Not that I'm aware of, but their WP talk page is pretty clear about them abusing WP for marketing purposes and that doesn't give them the benefit of the doubt with me when interacting with HN in this way, besides that the initial votes were so fast that I doubt that it was organic. But when dang wakes up I'm sure he'll be able to rule that out or confirm it. For all I know it is all legit but it certainly looked weird. Also note how the CTO nicely disclosed who he was but the CEO did not well after joining the thread until prompted to do so. Which makes me suspect this is a bit more organized than it may seem at first glance, but then again, that's not my call to make.
If he had used another "anonymous" name I might've agree that it could border astro-turfing but if your handled matches your last-name it's probably more of an over-eager CEO that thinks the world revolves around his ideas and interests (Being the company at the moment), so I'd rather put it in the spammy-behaviour box (But that seems accepted to a certain extent here still for obvious reasons).
It's the combination of company URL, posted by a company person, commented on by another company person pushing questions (i.e. generate engagement) that seemed weird, and feels orchestrated.
It's well possible that this was really an innocent accident, but it would have looked better if something like this engagement post was posted by the same account as the original link.
If the content is good and nobody is hiding their affiliation with it then the correct word is just "posting". Otherwise it might fit within one of the categories you mentioned.
I agree that it would be better if they were up front with their affiliation, but hiding it (astroturfing) is not the same as not divulging.
I think I don't know 99% of the CEOs posting here, and I also don't need to? In the end similarly as any other employee posting for his company, and disclosure in the post is just fine? Don't get it.
HN is weird in that there is a format for that, which, as a relatively new entrant you may not be aware of, but that's what 'Show HN' is for, so that you know that whoever is posting something is associated with the article. Otherwise you will get to the point where HN is just another advertising medium, only with the ads not labelled as ads.
Is that written somewhere? Maybe just different understandings and expectations.. but for me "Show HN" is about here is my work/project I'm proud of, want to share with the rest of the world, want to have it discussed. For a normal news, even if you are the author of submitting, not sure if that's necessary. "Show HN" is imo not the anti-astroturfing disclosure, and for my expectations I would actually be a bit surprised and sad if a "Show HN" here would have lead me to just this little announcement, and maybe even downvote it :)
Yes, that's written somewhere but I'm not going to quite from private correspondence. I was recently corrected when I mentioned that Show HN is for projects rather than for companies and apparently it is for companies as well. As you can see by clicking the 'Show' link at the top of the page.
> Show HN is for something you've made that other people can play with. HN users can try it out, give you feedback, and ask questions in the thread
Feels like it fits exactly my understanding? Not company vs person/project, but press release/announcement vs something to play with, something easily accessible and tryable, detailed?? And it goes much further that it must be something like this.. and no mention at all that this is the necessary disclosure if this is your article, newsletter or similar.... this one here definitely not a "Show HN"!

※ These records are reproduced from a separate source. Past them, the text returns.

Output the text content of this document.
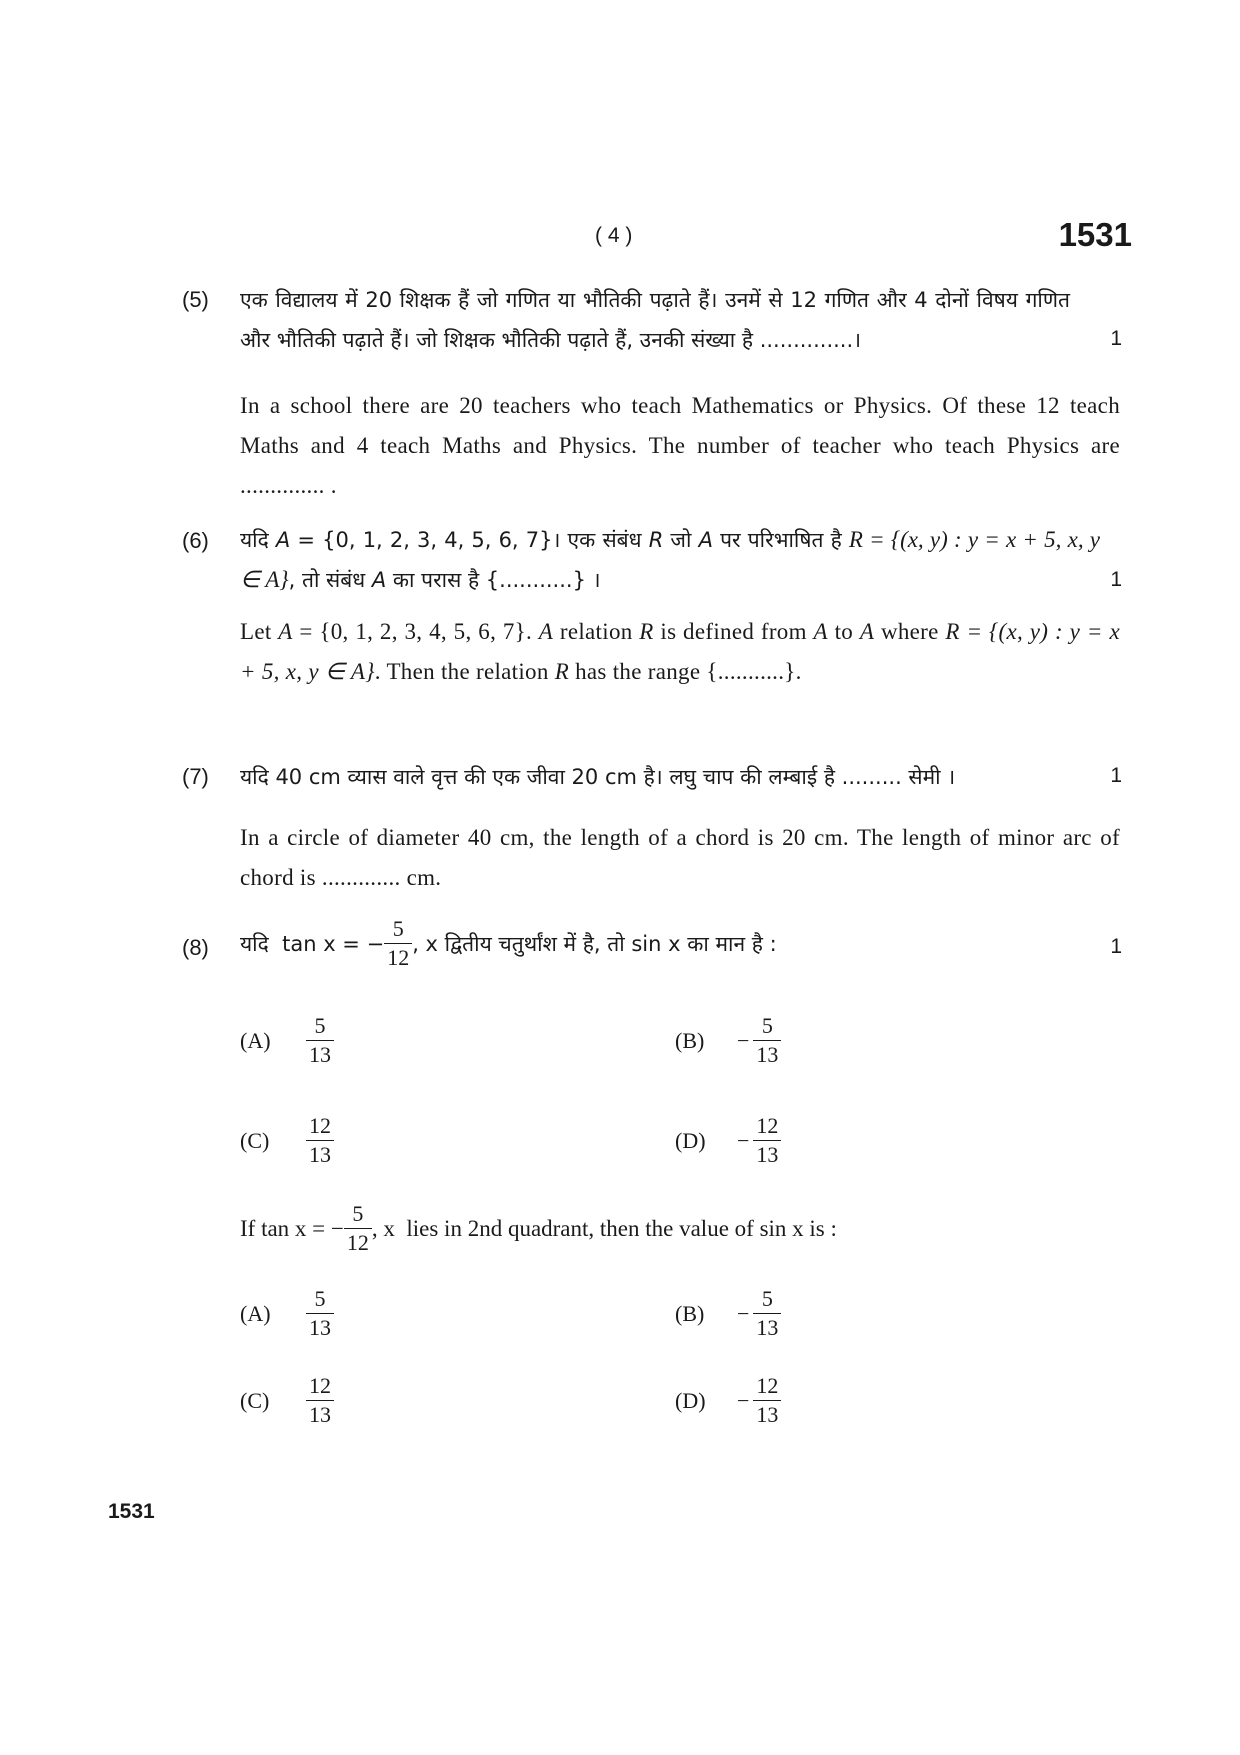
( 4 )	1531
(5) एक विद्यालय में 20 शिक्षक हैं जो गणित या भौतिकी पढ़ाते हैं। उनमें से 12 गणित और 4 दोनों विषय गणित और भौतिकी पढ़ाते हैं। जो शिक्षक भौतिकी पढ़ाते हैं, उनकी संख्या है ..............।	1
In a school there are 20 teachers who teach Mathematics or Physics. Of these 12 teach Maths and 4 teach Maths and Physics. The number of teacher who teach Physics are .............. .
(6) यदि A = {0, 1, 2, 3, 4, 5, 6, 7}। एक संबंध R जो A पर परिभाषित है R = {(x, y) : y = x + 5, x, y ∈ A}, तो संबंध A का परास है {...........} ।	1
Let A = {0, 1, 2, 3, 4, 5, 6, 7}. A relation R is defined from A to A where R = {(x, y) : y = x + 5, x, y ∈ A}. Then the relation R has the range {...........}.
(7) यदि 40 cm व्यास वाले वृत्त की एक जीवा 20 cm है। लघु चाप की लम्बाई है ......... सेमी ।	1
In a circle of diameter 40 cm, the length of a chord is 20 cm. The length of minor arc of chord is ............. cm.
(8) यदि  tan x = − $\frac{5}{12}$ , x द्वितीय चतुर्थांश में है, तो sin x का मान है :	1
(A)	$\frac{5}{13}$	(B)	− $\frac{5}{13}$
(C)	$\frac{12}{13}$	(D)	− $\frac{12}{13}$
If tan x = − $\frac{5}{12}$ , x  lies in 2nd quadrant, then the value of sin x is :
(A)	$\frac{5}{13}$	(B)	− $\frac{5}{13}$
(C)	$\frac{12}{13}$	(D)	− $\frac{12}{13}$
1531
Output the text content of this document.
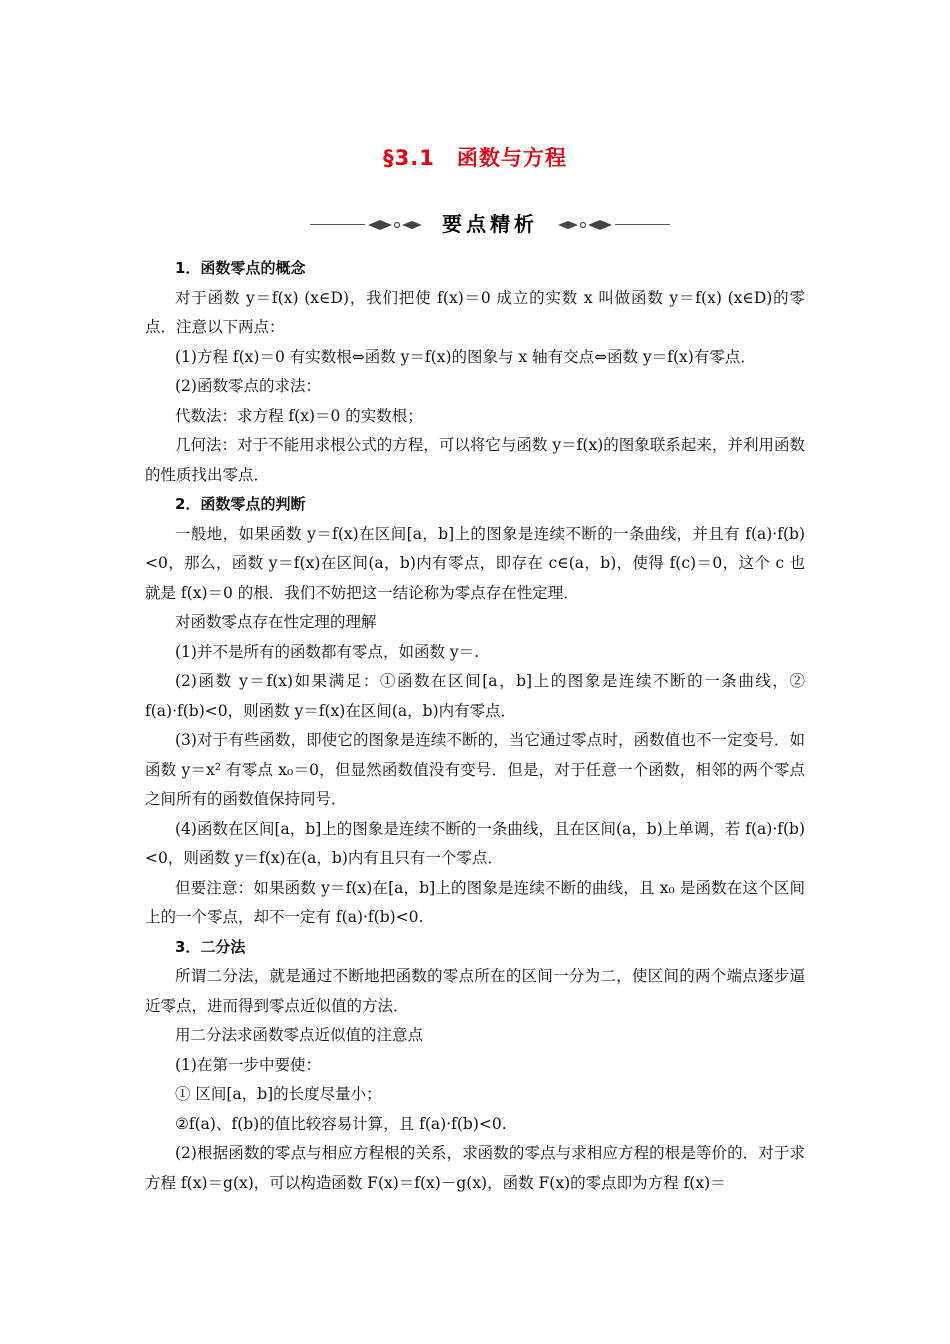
§3.1　函数与方程
要点精析

1．函数零点的概念

对于函数 y＝f(x) (x∈D)，我们把使 f(x)＝0 成立的实数 x 叫做函数 y＝f(x) (x∈D)的零点．注意以下两点：

(1)方程 f(x)＝0 有实数根⇔函数 y＝f(x)的图象与 x 轴有交点⇔函数 y＝f(x)有零点．

(2)函数零点的求法：

代数法：求方程 f(x)＝0 的实数根；

几何法：对于不能用求根公式的方程，可以将它与函数 y＝f(x)的图象联系起来，并利用函数的性质找出零点．

2．函数零点的判断

一般地，如果函数 y＝f(x)在区间[a，b]上的图象是连续不断的一条曲线，并且有 f(a)·f(b)<0，那么，函数 y＝f(x)在区间(a，b)内有零点，即存在 c∈(a，b)，使得 f(c)＝0，这个 c 也就是 f(x)＝0 的根．我们不妨把这一结论称为零点存在性定理．

对函数零点存在性定理的理解

(1)并不是所有的函数都有零点，如函数 y＝.

(2)函数 y＝f(x)如果满足：①函数在区间[a，b]上的图象是连续不断的一条曲线，② f(a)·f(b)<0，则函数 y＝f(x)在区间(a，b)内有零点．

(3)对于有些函数，即使它的图象是连续不断的，当它通过零点时，函数值也不一定变号．如函数 y＝x² 有零点 x₀＝0，但显然函数值没有变号．但是，对于任意一个函数，相邻的两个零点之间所有的函数值保持同号．

(4)函数在区间[a，b]上的图象是连续不断的一条曲线，且在区间(a，b)上单调，若 f(a)·f(b)<0，则函数 y＝f(x)在(a，b)内有且只有一个零点．

但要注意：如果函数 y＝f(x)在[a，b]上的图象是连续不断的曲线，且 x₀ 是函数在这个区间上的一个零点，却不一定有 f(a)·f(b)<0.

3．二分法

所谓二分法，就是通过不断地把函数的零点所在的区间一分为二，使区间的两个端点逐步逼近零点，进而得到零点近似值的方法．

用二分法求函数零点近似值的注意点

(1)在第一步中要使：

① 区间[a，b]的长度尽量小；

②f(a)、f(b)的值比较容易计算，且 f(a)·f(b)<0.

(2)根据函数的零点与相应方程根的关系，求函数的零点与求相应方程的根是等价的．对于求方程 f(x)＝g(x)，可以构造函数 F(x)＝f(x)－g(x)，函数 F(x)的零点即为方程 f(x)＝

You’re right, this is not accounting debt.
I don’t think OpenAI’s spending commitments alone are the problem, but OpenAI imploding will have a cascading effect and a realization check for everyone in the industry. What are the real prices for profitability and are businesses and consumers willing to pay for that, will we need ads, do we need an integrated product offerings to amortize the cost instead of standalone chat, etc. Also, S&P 500 going down by 10-20% will have a real impact on the real economy. If it happens.
I don’t think this should have been flagged.